Exactly, it encourages mafia like structures. It matters a ton who you know and who your PI was as a Postdoc and PhD.
> Isn't it because right now research is basically a zero sum game?

Someone really needs to change the game!

A better functioning science would be a huge boost for humanity as a whole.

I don't expect government to change how it operates, but maybe some billionaires can build alternative institutions.

You would either need to be able to measure discipline-wide or sub-disclipline-wide performance, or measure unpublished collaborations between researchers.

For the first case, if molecular biologists make a lot of progress, then the molecular biology budget gets increased. Likewise if a discipline stagnates, its budget would be cut. This is probably how it already works to an extent. You still have the problem of a finite budget being shared between disciplines.

I think it's better to measure, and reward, collaboration directly rather than turn the gross knob of aggregate funding. First steps towards this would include publishing negative results, just so there's a data point. Then we reward such results insofar as they contribute to positive results (measured via citations maybe). Obviously positive results would be rewarded much more than negative results, but we shouldn't discount the efforts of the many researchers who diligently find dead ends and tell others to avoid them.
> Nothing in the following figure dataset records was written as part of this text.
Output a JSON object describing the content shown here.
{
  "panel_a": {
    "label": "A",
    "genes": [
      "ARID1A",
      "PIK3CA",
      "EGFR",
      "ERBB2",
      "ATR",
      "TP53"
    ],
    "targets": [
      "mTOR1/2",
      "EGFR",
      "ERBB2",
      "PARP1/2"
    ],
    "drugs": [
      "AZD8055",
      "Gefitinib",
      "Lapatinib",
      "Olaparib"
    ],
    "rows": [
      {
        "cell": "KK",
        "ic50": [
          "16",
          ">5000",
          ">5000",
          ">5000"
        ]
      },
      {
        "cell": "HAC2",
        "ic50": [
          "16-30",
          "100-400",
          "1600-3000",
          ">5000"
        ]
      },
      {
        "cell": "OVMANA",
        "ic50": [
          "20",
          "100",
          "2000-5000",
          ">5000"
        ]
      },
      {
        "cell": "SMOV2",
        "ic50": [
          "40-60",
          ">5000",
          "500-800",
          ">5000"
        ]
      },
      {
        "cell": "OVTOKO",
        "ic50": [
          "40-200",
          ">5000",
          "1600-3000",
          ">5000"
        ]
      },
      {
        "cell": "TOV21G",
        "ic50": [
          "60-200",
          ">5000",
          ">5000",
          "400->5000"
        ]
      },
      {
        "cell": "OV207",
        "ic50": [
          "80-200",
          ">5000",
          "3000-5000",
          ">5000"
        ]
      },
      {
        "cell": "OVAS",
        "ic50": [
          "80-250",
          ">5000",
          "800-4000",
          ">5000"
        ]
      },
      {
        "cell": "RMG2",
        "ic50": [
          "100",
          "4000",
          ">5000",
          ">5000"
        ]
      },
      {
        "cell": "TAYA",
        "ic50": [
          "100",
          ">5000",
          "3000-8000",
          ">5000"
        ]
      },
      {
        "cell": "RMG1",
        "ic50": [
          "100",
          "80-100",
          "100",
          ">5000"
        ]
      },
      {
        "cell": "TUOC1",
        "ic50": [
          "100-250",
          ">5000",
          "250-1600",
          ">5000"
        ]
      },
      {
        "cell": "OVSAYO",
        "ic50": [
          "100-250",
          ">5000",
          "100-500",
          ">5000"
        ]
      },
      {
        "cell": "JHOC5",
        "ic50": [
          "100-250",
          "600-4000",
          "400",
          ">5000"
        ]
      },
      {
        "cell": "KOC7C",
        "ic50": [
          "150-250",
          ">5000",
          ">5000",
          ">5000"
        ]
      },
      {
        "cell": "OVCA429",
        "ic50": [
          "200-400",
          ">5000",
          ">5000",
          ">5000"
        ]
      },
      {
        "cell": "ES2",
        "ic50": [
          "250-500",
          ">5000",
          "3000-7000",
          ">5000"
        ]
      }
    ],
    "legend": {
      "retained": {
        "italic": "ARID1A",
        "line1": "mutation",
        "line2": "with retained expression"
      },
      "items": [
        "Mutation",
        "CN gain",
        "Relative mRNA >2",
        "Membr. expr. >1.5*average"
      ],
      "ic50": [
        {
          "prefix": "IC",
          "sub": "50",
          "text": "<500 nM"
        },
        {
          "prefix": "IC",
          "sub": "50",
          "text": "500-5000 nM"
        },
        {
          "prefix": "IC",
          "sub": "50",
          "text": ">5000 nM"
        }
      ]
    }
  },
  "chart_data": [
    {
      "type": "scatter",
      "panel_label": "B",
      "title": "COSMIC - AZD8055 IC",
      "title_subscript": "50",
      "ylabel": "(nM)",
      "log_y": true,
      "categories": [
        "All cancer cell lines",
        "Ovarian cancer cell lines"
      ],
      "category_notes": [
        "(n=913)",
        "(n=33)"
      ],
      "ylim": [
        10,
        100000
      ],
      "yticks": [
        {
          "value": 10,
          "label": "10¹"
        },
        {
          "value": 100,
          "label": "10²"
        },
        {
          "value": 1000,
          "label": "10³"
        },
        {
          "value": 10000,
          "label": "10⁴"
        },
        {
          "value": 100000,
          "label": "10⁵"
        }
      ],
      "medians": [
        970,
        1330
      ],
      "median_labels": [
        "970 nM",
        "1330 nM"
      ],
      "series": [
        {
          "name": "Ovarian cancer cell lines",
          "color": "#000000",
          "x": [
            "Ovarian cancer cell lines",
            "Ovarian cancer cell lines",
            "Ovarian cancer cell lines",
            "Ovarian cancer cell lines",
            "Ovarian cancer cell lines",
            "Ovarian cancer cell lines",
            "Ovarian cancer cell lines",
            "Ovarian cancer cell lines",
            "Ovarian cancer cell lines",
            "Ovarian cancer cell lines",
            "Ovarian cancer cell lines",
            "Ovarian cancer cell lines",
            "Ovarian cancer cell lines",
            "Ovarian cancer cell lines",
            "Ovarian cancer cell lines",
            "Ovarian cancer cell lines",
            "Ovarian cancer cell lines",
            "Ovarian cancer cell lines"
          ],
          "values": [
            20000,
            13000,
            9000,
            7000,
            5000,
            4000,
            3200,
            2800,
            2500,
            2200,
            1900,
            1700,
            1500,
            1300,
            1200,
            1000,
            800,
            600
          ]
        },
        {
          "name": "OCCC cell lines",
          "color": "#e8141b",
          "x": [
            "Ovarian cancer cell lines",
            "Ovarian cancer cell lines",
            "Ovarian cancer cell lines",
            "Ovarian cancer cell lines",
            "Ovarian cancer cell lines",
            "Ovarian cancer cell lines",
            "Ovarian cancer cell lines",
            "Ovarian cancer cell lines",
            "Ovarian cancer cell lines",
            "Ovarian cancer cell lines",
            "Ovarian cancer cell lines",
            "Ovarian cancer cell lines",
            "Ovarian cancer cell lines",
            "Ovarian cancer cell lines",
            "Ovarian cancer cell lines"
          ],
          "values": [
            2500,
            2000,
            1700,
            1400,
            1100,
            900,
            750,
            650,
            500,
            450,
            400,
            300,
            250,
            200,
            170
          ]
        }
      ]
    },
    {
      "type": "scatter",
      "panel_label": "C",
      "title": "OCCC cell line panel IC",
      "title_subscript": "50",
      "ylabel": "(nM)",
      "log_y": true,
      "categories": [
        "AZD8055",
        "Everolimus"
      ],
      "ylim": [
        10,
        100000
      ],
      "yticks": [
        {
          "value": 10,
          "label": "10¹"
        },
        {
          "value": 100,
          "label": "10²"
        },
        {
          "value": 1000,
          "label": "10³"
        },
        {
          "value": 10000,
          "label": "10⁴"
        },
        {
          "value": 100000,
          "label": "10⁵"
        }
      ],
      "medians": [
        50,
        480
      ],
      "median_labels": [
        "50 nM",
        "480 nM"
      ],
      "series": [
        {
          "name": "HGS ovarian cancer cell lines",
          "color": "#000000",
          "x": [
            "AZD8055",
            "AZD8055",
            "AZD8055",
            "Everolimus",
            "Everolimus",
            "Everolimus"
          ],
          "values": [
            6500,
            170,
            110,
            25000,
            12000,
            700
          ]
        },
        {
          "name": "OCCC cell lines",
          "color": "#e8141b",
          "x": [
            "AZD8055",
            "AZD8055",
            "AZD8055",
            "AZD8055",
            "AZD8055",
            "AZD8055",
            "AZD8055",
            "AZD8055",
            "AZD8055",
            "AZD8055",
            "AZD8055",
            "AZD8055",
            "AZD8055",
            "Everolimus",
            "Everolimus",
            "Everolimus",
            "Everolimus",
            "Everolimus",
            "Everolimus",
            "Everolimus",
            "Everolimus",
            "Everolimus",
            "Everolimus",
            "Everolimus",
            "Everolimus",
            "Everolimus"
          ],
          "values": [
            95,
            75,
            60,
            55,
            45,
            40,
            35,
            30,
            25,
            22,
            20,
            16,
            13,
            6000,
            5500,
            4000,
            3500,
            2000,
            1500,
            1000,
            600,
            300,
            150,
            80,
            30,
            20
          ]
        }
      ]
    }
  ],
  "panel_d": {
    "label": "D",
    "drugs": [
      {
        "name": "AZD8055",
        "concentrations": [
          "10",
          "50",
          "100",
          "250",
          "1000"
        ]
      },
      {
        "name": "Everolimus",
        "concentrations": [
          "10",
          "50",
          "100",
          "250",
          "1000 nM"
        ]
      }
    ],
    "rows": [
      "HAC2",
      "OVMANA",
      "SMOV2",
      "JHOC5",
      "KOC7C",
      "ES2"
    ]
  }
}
People have been trying for well over a century now to form alternative institutions (including governments) based entirely on human cooperation rather than competition. The results have typically been less than impressive so far. Keep in mind that part of the reason our modern concept of "intellectual property" exists is to encourage people to share their discoveries instead of keeping them secret - that's how deeply ingrained in human nature this behavior is.